Elemental by Kate Braid

Oct 8, 2019

Kate Braid’s 2018 book of poetry, Elemental, opens with a D. H. Lawrence quote about the energy, power and “dark sort of joy” we derive from the earthly elements that surround us. Braid goes on to explore our connectedness to the natural world, and the ways in which nature and natural materials—their properties, characteristics and mysteries—resonate in the patterns and currents of our lives. These connections have long been present in Braid’s writing, and her overlapping careers as writer, teacher, and carpenter are all represented here, with earlier writing placed alongside new poems to create a work that is both retrospective and current.

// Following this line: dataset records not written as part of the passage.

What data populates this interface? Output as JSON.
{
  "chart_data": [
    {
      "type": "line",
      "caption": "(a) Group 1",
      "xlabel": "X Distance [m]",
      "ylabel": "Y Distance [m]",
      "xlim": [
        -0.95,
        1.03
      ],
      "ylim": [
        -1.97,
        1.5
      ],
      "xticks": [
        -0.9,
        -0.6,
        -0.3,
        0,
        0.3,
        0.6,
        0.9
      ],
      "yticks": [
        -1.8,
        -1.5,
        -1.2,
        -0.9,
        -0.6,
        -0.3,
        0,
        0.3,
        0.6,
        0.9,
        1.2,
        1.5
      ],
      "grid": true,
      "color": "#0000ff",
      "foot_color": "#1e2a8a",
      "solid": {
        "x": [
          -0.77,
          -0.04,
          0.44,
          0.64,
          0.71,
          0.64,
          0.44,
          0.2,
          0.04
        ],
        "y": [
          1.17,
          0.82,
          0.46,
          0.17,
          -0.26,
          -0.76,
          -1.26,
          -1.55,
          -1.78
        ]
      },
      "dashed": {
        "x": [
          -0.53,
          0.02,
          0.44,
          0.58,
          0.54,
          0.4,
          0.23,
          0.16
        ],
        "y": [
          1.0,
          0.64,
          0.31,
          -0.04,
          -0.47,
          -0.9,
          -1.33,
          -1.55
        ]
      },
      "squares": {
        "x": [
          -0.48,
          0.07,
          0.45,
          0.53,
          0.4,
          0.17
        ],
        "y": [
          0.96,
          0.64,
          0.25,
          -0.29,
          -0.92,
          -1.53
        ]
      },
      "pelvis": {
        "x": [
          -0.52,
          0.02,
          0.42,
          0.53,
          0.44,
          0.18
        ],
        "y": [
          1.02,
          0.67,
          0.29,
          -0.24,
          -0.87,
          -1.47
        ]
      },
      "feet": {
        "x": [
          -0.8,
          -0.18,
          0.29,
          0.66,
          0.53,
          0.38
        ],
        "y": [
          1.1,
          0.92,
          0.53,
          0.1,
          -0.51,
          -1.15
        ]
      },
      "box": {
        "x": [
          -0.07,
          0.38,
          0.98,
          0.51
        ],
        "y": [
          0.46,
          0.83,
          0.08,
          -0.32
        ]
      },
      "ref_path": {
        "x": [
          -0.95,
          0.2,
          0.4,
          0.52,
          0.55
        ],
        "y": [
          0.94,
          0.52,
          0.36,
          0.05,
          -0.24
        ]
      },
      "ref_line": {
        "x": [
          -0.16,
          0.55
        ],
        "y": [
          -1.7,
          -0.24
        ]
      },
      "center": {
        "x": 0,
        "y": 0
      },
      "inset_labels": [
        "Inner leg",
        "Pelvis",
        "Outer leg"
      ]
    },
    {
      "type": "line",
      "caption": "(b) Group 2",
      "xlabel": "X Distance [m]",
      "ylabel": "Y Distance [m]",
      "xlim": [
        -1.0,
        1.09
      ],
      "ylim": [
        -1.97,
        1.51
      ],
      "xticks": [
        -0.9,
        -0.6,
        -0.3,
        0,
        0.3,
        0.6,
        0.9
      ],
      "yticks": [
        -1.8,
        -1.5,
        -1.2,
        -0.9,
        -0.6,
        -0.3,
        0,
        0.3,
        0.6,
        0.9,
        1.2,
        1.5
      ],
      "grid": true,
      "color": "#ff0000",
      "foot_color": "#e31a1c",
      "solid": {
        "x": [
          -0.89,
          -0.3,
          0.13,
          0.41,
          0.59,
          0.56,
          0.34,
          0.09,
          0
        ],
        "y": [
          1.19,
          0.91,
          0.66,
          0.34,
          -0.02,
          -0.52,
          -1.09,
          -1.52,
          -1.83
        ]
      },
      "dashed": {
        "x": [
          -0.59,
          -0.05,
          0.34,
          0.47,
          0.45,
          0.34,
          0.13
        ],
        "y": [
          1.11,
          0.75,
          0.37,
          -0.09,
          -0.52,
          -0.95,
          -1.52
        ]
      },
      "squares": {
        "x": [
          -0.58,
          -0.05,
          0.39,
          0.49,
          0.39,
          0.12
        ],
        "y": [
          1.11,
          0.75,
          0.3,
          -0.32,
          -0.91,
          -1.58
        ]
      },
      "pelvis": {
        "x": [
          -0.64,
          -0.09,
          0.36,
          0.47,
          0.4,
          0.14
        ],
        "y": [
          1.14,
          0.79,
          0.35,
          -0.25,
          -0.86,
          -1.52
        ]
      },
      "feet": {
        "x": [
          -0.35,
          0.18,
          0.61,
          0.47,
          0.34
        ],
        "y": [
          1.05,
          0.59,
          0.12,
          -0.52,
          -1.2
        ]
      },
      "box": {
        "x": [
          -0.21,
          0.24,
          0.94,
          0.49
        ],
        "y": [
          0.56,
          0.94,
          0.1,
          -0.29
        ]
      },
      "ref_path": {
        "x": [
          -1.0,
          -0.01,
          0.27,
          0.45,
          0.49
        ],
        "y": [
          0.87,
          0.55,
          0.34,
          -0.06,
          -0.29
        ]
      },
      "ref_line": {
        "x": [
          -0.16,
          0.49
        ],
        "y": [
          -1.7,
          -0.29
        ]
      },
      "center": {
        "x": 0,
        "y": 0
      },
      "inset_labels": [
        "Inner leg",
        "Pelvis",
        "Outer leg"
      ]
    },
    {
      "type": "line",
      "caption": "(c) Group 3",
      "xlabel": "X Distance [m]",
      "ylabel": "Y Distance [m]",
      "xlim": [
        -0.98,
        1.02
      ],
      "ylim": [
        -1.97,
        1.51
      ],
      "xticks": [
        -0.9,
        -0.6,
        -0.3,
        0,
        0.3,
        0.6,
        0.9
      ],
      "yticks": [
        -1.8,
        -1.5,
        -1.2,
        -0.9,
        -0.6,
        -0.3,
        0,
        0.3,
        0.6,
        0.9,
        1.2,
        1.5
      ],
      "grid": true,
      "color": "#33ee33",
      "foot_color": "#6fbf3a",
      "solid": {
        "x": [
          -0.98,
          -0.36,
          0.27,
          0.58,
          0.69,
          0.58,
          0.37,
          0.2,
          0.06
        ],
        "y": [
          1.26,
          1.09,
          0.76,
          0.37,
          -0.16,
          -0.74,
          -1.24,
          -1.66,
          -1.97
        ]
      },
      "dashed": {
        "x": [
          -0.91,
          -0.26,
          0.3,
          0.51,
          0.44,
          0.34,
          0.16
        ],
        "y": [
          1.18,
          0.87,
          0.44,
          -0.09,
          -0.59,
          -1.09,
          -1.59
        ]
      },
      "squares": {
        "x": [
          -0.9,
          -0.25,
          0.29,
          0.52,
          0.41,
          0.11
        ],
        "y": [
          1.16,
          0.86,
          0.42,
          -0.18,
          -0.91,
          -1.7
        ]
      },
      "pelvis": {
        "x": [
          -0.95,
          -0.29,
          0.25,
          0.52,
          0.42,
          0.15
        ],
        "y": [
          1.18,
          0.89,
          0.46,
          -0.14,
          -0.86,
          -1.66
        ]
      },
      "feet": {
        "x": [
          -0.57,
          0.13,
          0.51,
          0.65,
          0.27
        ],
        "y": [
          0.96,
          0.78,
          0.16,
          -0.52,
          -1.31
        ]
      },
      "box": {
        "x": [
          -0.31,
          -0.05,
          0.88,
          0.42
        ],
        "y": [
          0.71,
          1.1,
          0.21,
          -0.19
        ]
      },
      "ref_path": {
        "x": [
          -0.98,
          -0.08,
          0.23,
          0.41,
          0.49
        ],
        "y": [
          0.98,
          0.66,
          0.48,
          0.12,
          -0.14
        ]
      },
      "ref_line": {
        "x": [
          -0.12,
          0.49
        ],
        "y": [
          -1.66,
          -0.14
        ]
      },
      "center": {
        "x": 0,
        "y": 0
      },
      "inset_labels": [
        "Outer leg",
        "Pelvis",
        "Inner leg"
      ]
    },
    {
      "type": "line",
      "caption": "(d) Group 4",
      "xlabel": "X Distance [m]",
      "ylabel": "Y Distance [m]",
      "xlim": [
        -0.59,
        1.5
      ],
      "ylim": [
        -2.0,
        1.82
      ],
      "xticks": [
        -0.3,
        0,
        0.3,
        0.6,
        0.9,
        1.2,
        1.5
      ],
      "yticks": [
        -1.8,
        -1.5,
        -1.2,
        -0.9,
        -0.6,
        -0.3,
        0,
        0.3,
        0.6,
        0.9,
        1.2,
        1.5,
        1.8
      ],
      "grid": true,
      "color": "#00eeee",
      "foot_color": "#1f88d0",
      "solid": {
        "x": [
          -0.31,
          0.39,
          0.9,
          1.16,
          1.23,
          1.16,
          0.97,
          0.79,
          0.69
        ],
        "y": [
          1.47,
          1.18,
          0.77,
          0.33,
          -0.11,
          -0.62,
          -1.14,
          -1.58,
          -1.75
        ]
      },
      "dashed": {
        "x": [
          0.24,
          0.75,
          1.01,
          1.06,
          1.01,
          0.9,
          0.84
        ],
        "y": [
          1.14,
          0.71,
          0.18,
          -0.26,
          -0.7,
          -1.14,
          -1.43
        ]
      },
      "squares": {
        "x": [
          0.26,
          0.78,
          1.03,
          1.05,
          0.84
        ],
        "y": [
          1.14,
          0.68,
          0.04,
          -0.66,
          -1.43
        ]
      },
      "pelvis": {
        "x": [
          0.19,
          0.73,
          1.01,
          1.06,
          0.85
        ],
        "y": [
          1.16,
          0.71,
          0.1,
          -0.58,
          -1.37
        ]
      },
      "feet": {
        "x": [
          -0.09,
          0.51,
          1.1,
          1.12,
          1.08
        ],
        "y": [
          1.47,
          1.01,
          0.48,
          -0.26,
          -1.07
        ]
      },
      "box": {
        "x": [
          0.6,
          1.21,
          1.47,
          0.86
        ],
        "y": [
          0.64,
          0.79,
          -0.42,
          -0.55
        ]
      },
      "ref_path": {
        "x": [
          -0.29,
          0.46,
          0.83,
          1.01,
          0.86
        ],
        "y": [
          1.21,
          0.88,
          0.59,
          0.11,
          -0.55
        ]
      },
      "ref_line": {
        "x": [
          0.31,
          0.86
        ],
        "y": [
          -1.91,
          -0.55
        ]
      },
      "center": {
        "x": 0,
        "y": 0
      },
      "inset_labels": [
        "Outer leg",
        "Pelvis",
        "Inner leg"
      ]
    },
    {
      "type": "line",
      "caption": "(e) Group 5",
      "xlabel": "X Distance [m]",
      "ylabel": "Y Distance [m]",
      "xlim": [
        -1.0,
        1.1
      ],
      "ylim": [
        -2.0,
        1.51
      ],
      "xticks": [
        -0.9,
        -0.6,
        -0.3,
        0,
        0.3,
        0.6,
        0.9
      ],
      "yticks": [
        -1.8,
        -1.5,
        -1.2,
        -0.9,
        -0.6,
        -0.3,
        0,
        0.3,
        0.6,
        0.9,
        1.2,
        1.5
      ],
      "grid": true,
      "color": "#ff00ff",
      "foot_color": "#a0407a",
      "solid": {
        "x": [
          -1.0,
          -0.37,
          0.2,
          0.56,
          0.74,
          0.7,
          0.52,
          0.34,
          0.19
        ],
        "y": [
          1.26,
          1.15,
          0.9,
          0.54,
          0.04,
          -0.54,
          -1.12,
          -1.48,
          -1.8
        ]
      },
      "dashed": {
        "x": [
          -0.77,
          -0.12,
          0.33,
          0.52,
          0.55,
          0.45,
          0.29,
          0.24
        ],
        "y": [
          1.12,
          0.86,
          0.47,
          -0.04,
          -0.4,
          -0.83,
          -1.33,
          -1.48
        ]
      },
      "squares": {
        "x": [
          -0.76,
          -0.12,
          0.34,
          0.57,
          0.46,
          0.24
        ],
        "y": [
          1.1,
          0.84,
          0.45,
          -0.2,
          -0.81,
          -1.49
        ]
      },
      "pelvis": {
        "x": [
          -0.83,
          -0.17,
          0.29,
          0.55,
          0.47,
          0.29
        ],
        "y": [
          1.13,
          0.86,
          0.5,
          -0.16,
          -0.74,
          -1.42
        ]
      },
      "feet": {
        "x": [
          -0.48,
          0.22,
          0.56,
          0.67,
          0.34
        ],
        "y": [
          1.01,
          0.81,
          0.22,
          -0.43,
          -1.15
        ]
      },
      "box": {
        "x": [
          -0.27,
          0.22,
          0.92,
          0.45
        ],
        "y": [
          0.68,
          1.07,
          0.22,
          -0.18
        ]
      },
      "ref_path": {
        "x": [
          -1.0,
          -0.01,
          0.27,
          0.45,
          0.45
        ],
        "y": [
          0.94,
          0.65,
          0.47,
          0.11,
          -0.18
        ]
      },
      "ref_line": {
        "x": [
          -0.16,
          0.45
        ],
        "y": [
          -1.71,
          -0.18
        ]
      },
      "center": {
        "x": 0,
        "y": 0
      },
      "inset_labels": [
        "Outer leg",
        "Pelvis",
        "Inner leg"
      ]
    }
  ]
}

Written in five parts— “Water”, “Fire”, “Wood”, “Sky” and “Earth” —Braid begins each section with a brief autobiography as element. These short prose pieces narrate an awakening in some cases, an expanding in others, a reckoning elsewhere. For Braid, water is an all-encompassing embrace, fire is both hurtful and capable of warmth, wood is possibility, sky is powerful, generative, expansive. Of earth, she writes: “… I loved the deep rift in the earth of our street … I entered it … This is what it feels like to be a stone in the landscape of dark, to be buried and rise again …” (63) The poems that follow these autobiographies mine the character of the element they reference—in the case of “earth”, it’s supposed stability, its capacity to nurture, its forbearance, and its tendency to disrupt and ruin.

What is most compelling about this collection are Braid’s reflections on small revelations that arrive, unexpected, in brief moments when we step away from our preoccupation with technology and the compulsion to fill up all of our time. In “Listen”, she writes about quiet nights when “Bamboo sings a long song to the wind and the house sighs.” (23) In “Airplane Whine”, she catches the sudden “exotic roll of sapphire and silver” (59) that lights up the sky outside the window of the airplane, a casual glance arrested by a “cobalt and pearl panorama where fancy can wander unleased, no earplugs, no button necessary”. (59) And in “Wood Buffalo National Park” she describes a friend’s encounter with a buffalo, the deep capture of its animal gaze, “a lake, alive with everything you ever wanted to know … .” (72) This motif is recurrent throughout the collection, the small insights that tear us away from the daily and breathe fresh life into our imaginations, our hopes and our capacity to act with intention.

Taken together, the five sections of Elemental reveal Braid’s deeply reverent appreciation of the world around her. In the final poem, “You are a Traveller Standing in Front of a Mountain and Were Just Going to Say Something Important”, she considers the immensity of the natural world and our own insignificance, transience. She writes, “A small grey pebble rolls to the ground. Another traveller passes it by.” (88) She then closes the collection with a quote from Rumi about our beginnings as mineral, that we consistently forget this former state “except in early spring, when we slightly recall being green again.” (89) Braid’s writing, clear and direct, leads us back to Rumi’s spring.

Kate Braid is the author of several books of poetry, as well as non-fiction works. Her first book, Covering Rough Ground, won the 1992 Pat Lowther Memorial Award for best book of poetry by a Canadian woman poet. In 2015, she was awarded the Vancouver Mayor’s Award for the Literary Arts.

Elemental
by Kate Braid
Caitlin Press Inc., 2018, 96 pages, $18
978-1-987915-63-1


Jody Baltessen is an archivist and poet in Winnipeg.